The drummer drama Whiplash confronts our collective delusions about personal achievement and greatness.

Whiplash

Release date: October 10, 2014 (USA)
Director: Damien Chazelle
Stars: Miles Teller, J.K. Simmons, Melissa Benoist, Paul Reiser
Running time: 106 minutes
MPAA rating: R

We love to love the elite. And then hate them. David Beckham. Lindsay Lohan. Lance Armstrong. Tom Cruise. Mark Zuckerberg. Tiger Woods. We’re a celebrity-obsessed culture, hungry to vicariously enjoy the rise and fall of those who are “the greatest.” But what the hell is greatness? And how does one achieve it?

Let’s get the easy part out of the way: Go see Whiplash. Don’t wait for on-demand, because your 55” screen and Dolby 5.1 setup won’t do it justice. You need to go see it in the theater. It will exhilarate you. It’s a percussive, thrilling, exquisitely taut character study of one young man’s pursuit of greatness. If you’re like me, you’ll leave the theater with your ears ringing and your entire body sore from being tensed-up for 2 hours. It shifts from triumphant to heartbreaking repeatedly and is so nerve-wracking it’s painful. (I’m told this is how it feels to date me.)

The film follows Andrew Neyman (Miles Teller), a freshman at an elite, Juliard-like music conservatory. Although a talented drummer, he faces intense competition in his quest to be the drummer for the school’s top jazz band. Even worse than the competition is the band’s conductor, Terence Fletcher (J.K. Simmons), a maniacally strict teacher that pushes his students up to and sometimes past the brink of collapse. His tactics are extreme, but the implication is that his harshness is what brings greatness out of his students. Teller (Spectacular Now) and Simmons (Spiderman, Juno) are both outstanding as obsessed perfectionists, and Teller deserves special credit for being able to even look like such a great drummer.

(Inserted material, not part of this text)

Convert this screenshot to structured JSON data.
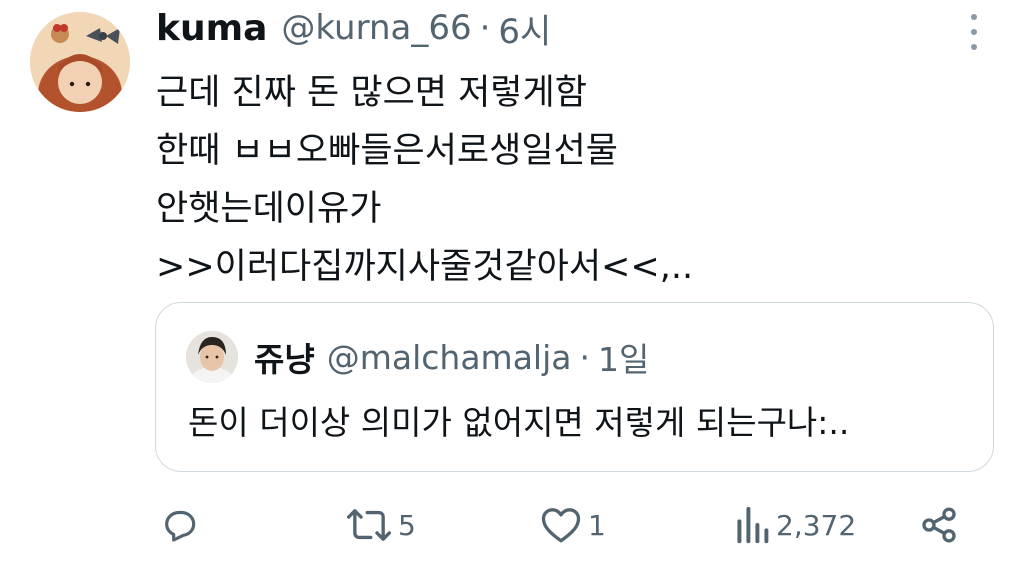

On one level, Whiplash is your basic great drama: our hero wants something badly but continually runs into obstacles and must overcome them. In that way, it’s really a sports movie about music. Like Rocky or Rudy or Karate Kid, we are compelled to root for the hero in our bones. The story crystallizes desire and ambition. It translates that which (in reality) is a life-long dedication bordering on obsession into – you know – two hours of really wanting our guy to “win.” That’s what this genre has to do to be successful, and Whiplash does it. Teller’s Andrew Neyman is someone we ache to see win.

That’s all good, but where Whiplash really elevates itself is through the questions the writer/director Damien Chazelle asks about the cost of that “winning.” There’s a scene midway through the film in which Andrew breaks up with a girlfriend so he can focus more on his drumming. This is just one example of the ambiguity Chazelle inspires so effectively: at once we’re sure Andrew’s doing the right thing and also that he’s making a terrible mistake.

While the film focuses on the tug of war between victory and defeat (tantalizing us with spectacular highs and lows every 10 minutes) it takes a much more contemplative approach to its larger thematic question. As Andrew’s road gets tougher and his relationship with the conductor Fletcher more antagonistic, we begin to feel a slow dread take over. Not simply dread that Andrew will fail, but that his very ambition to become “elite” is flawed, because the type of dedication it requires is self-destructive. It’s quite a feat to pull off: at the same time we badly want Andrew to succeed, we also wonder if he might be better off failing. I think that’s the reason the film resonates so much. It confronts our collective delusions about personal achievement and greatness.

Our society favors – no, is obsessed with – the myth of the “magical” talent. The prodigy. The BEST. We put them on the proverbial pedestal, and then we put that pedestal in a 50th floor penthouse in Manhattan. Somehow, for a reason beyond my understanding, we seem to want to believe that they’re innately different, innately better than everyone else when they’re born.

But that is rarely the truth. Malcolm Gladwell’s “10,000 hour” rule is just the latest pop-science treatment of what the elite in any meritocratic field have always known: true greatness is achieved through life-long dedication and obsession that – by definition – is pretty much insane. There’s a lot of sacrifice and not a lot of balance in these lives. Look at those elite heroes we love to hate after we’ve loved them: Lance Armstrong, Tiger Woods, and most recently Michael Phelps.

All have “cracked” in their own ways, and even if they were once “the greatest,” they’ve clearly become lost and miserable despite the fact. It can be fascinating and thrilling and heartbreaking to watch, and the same is true for Whiplash.

Review: WHIPLASH
Don’t wait for on-demand, because your 55” screen and Dolby 5.1 setup won’t do it justice. You need to go see Whiplash in the theater. It will exhilarate you. It’s a percussive, thrilling, exquisitely taut character study of one young man’s pursuit of greatness.